First, as evident on their homepage, the poster design was simplified for the web. (This film has been modified from its original version. It has been formatted to fit this screen). I worked with Pat to break up the assets. We wanted to make the sun’s rays rotate around each other, so we made three separate layers:
I positioned the rays on top of each other and then used a CSS keyframe animation to rotate them in opposite directions, one clockwise and one counterclockwise. The sun was then added on top to mask the bottom of the rays where they descend behind the bridge. Similarly, the Belle was broken out into its own layer and animated to move across the screen.
Now for our fountains and our squirrel we wanted to do more than move a static image on the screen. This is where Pat and I really got creative with our assets. We wanted splashing, dancing fountains, and a squirrel that could wiggle his tail (we also made a fun surprise on the 404 page using the same technique).
To do this, I asked Pat to draw out each frame of the animation and save them out in the same size. Then, using my go-to sprite generator I stitched the images into a single sprite sheet. The animations themselves are also CSS keyframes. These animations use the steps() function, which controls exactly how many keyframes will render in the animation timeframe. Each fountain actually moves at a different rate, making them feel more random and realistic than if they moved in sync. Combining this technique with a cleverly created sprite sheet allows you to create dynamic animations that won’t slow your site down.

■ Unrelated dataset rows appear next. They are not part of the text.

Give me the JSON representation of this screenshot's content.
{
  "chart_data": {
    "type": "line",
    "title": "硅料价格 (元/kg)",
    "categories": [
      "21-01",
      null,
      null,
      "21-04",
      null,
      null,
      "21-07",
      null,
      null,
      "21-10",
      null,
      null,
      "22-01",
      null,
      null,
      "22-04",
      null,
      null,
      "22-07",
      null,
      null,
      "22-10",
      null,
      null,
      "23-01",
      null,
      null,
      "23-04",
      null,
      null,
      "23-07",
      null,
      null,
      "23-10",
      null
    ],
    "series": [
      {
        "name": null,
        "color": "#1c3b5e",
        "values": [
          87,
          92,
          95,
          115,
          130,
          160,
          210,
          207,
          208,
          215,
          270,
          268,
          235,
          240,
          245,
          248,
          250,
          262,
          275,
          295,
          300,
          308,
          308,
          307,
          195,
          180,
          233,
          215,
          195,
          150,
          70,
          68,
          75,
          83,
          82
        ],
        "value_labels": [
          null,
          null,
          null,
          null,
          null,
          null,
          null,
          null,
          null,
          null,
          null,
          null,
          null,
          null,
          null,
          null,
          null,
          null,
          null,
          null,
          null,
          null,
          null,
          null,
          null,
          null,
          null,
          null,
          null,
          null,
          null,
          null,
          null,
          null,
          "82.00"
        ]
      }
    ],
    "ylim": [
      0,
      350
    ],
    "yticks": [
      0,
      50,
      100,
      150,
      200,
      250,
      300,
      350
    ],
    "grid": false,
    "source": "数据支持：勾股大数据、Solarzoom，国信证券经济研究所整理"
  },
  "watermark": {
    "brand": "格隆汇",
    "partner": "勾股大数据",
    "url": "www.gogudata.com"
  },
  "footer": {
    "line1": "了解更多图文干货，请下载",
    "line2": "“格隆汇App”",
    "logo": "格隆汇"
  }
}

In the end, Pat and I both learned a lot about working together to make your assets work for you. Plus we created some fun animations to bring his art to life! (And I kind of like the polo shirts).
Michelangelo was right, “I am still learning.” I know a bit more about front end development because of Natalie. Most importantly, not to be afraid to ask questions. Age doesn’t matter to anyone here, regardless of role. Well… maybe me, a little. I’ve learned, the most unlikely people may be like-minded and with good old fashioned time and graciousness become besties.